Peer-to-peer lending (also known as person-to-person lending, peer-to-peer investing, and social lending; abbreviated frequently as P2P lending) is the practice of lending money to previously unrelated individuals or “peers” without the intermediation of traditional financial institutions (banks). It takes place on online lending platforms that are provided by peer-to-peer lending companies on their websites and is facilitated by credit checking tools of varying complexity.
So basically, its giving uncollateralized loans to strangers over the Internet. Wait, before you run off screaming in horror and questioning my sanity, allow me to explain a bit more. Let’s start off with an example:
Sarah has $8,000 in credit card debt at 23% interest. She would like to be able to pay it off at a more reasonable rate, however loans like this are difficult to secure from a conventional bank. She learns that she can apply for a loan like this at LendingClub.com.
Similar to applying for a credit card, Lending Club runs Sarah’s credit and verifies her information. Based on her credit history, Lending Club offers her a 3 year loan at 12%. She accepts these terms and the loan gets listed on Lending Club for lenders to invest in.
Larry the lender see Sarah’s listing and likes what he sees. He decides to help fund Sarah’s loan. He can contribute any amount from $25 on up. Being a smart lender, Larry likes to be diversified, so he agrees to give Sarah $25. When other lenders have committed enough money to cover Sarah’s request of $8,000, the funds are released to her.

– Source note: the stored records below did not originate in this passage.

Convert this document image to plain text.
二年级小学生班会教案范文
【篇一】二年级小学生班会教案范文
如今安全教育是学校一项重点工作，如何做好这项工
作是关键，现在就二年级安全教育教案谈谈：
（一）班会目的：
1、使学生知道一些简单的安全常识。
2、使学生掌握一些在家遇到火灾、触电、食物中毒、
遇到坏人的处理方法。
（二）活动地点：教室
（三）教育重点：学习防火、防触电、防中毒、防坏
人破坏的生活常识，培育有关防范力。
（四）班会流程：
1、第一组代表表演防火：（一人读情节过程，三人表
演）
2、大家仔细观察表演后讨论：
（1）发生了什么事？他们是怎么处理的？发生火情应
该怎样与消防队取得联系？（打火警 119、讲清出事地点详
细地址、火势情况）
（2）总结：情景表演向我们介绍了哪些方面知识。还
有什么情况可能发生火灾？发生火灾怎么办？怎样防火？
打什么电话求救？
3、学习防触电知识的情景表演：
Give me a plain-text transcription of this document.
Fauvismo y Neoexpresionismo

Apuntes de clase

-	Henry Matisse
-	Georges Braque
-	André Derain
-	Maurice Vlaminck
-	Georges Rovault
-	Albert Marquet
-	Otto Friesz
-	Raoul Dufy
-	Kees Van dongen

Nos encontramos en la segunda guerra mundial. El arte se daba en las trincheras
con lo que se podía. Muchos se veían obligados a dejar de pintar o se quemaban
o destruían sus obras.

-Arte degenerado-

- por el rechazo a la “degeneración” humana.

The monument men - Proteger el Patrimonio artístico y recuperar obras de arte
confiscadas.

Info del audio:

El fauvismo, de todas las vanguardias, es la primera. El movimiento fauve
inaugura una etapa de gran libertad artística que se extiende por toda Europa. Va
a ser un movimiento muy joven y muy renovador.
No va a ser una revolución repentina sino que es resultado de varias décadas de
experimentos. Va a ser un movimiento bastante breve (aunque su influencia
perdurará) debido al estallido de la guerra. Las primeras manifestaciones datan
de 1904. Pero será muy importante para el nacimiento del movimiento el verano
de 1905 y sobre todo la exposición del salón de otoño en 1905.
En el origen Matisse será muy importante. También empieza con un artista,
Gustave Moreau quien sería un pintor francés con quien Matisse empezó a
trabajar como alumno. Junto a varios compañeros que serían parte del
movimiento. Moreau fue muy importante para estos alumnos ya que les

Every month, Sarah makes a payment and Larry gets paid. Lending Club takes care of all of that. If Sarah turns out to be a bad borrower and stop paying, she’ll have collection agencies on her tail and her credit will take a hit, again just like a credit card.
I think P2P lending is great, but when I tell people about it, they tend to think I’m crazy. “You lend money to strangers?!?!” is always the response. I sure do. You know who else does? Citibank, Discover Card and American Express. Want to see what kind of money those guys haul in?
I’ve been lending on the Prosper platform since October of 2010 and on Lending Club since April of 2011. I’m pretty conservative, so I ramped up slowly, but I very much like the results. Here is a quick look at my returns:
Some things to keep in mind should you decide to jump into P2P lending:
- There is a lot to learn. Take a while to study the resources I posted below and start slowly. Get to know your way around the platforms.
- Diversify! Spread your money out. I would recommend not having more than 1 or 2 percent of your money in any one loan.
- Prosper and Lending Club are both SEC regulated. When the platforms first appeared, they were a bit rough around the edges and a lot of bad borrowers slipped through the cracks. With SEC oversight, the platforms have quickly matured.
- I started out very risk averse, only investing in the safest of loans. However, lenders with the highest returns invest in the riskier loan classes. They have greater defaults, but the higher returns more than make up for it.
- You will have defaults and some of them will be painful. There are still scammers who will make 1 or 2 payments and then are never heard from again. However, this is becoming less of an issue. Don’t dwell on defaults.
Want to learn more? Check out these sites:
- The definitive site for information is Peter Renton’s excellent Lend Academy. I highly suggest you devote a good chunk of time reviewing this site. There is a wealth of information here.
- Nickel Steamroller has an awesome portfolio analyzer (Lending Club only) and a lot of other great stuff.
- Prosper Stats is a nice tool for analyzing data from Prosper.
I truly like P2P lending more every day. I don’t think I’ll ever beat the returns of a really good year in the market, but there is a good chance I can beat the my stock portfolio over the long haul. As I get closer to retirement, I need to change my portfolio from growth to income. I see P2P lending as providing me a substantial source of this income and look forward to increasing my investments substantially.
I have much more to say on the topic. In a couple weeks, I’ll publish another post on my Lending Club and Prosper strategies. I’ll also break down my performance at least once a quarter.